Jaidee sorride. Non c’è niente di male in un piccolo slancio di buona volontà.

Alla piattaforma di ancoraggio successiva, a duecento metri di distanza, i megodonti barriscono trascinando il carico fuori dalla pancia di un dirigibile e le casse vengono impilate per essere approvate dalla dogana. Le turbopale agitano l’aria e ronzano, stabilizzano il gigantesco aeromobile ancorato sopra di loro. Il pallone sbanda e ruota. Il vento soffia sullo schieramento di camicie bianche agli ordini di Jaidee, folate crudeli cariche di letame di megodonte. Kanya posa una mano sui baht che sta contando. Gli uomini di Jaidee aspettano impassibili, con i machete in pugno, mentre il vento li sferza.

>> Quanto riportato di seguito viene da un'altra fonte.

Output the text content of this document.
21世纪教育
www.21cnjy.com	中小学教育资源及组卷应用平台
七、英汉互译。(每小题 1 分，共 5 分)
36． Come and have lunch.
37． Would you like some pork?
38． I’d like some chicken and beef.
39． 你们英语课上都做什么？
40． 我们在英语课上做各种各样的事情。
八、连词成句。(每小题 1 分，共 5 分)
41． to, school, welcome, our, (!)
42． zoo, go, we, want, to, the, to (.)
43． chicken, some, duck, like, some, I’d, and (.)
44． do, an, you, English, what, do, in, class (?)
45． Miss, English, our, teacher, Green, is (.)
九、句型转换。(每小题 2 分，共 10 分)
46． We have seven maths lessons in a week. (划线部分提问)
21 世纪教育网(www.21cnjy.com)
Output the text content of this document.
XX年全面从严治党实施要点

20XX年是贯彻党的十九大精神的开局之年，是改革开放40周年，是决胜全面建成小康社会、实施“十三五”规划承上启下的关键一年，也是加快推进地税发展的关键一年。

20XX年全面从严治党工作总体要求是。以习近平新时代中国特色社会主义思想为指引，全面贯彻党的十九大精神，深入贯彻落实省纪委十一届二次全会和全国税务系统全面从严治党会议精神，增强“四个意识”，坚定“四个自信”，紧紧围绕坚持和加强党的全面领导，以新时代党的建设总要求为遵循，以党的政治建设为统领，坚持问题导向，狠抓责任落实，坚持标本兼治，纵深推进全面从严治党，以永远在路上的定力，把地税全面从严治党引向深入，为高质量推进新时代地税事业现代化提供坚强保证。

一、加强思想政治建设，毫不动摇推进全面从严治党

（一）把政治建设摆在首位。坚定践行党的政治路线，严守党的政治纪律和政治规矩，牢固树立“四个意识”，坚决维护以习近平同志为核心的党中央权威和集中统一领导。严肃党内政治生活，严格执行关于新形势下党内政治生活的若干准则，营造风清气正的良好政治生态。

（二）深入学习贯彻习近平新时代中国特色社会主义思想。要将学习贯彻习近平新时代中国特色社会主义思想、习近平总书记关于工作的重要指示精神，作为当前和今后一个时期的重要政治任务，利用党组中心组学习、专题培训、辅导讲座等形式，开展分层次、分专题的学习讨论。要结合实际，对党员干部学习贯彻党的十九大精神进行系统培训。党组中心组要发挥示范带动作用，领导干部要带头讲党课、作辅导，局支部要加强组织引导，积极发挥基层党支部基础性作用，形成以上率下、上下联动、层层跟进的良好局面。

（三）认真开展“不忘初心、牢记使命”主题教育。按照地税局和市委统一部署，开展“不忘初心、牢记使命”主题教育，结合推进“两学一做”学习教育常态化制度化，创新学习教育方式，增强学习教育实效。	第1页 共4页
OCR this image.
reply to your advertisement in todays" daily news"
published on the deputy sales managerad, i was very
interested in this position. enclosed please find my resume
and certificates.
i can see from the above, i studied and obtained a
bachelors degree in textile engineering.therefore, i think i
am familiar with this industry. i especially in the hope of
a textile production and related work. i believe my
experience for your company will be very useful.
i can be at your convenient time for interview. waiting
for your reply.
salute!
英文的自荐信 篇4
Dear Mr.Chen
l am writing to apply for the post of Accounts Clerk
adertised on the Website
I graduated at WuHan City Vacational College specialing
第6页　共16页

Le raffiche prodotte dalle turbopale calano. Kanya continua la sua cantilena. “160... 170... 180...”

Gli ispettori doganali sudano. Persino nella stagione calda non c’è ragione di sudare in quel modo. D’altronde, non è lui a essere costretto a pagare il doppio per una protezione già in partenza probabilmente costosa.

Jaidee prova quasi pena per loro. Quei poveracci non hanno idea degli eventuali cambiamenti occorsi alla struttura del potere: pagamenti dirottati, se Jaidee rappresenta un nuovo potere o un nuovo nemico; non sanno come si colloca all’interno dell’apparato burocratico e quale sia la sua influenza sul Ministero dell’Ambiente. Perciò pagano. È addirittura stupito che abbiano racimolato il denaro in così breve tempo, forse più sorpreso di loro quando le sue camicie bianche hanno sfondato le porte della dogana e occupato il campo.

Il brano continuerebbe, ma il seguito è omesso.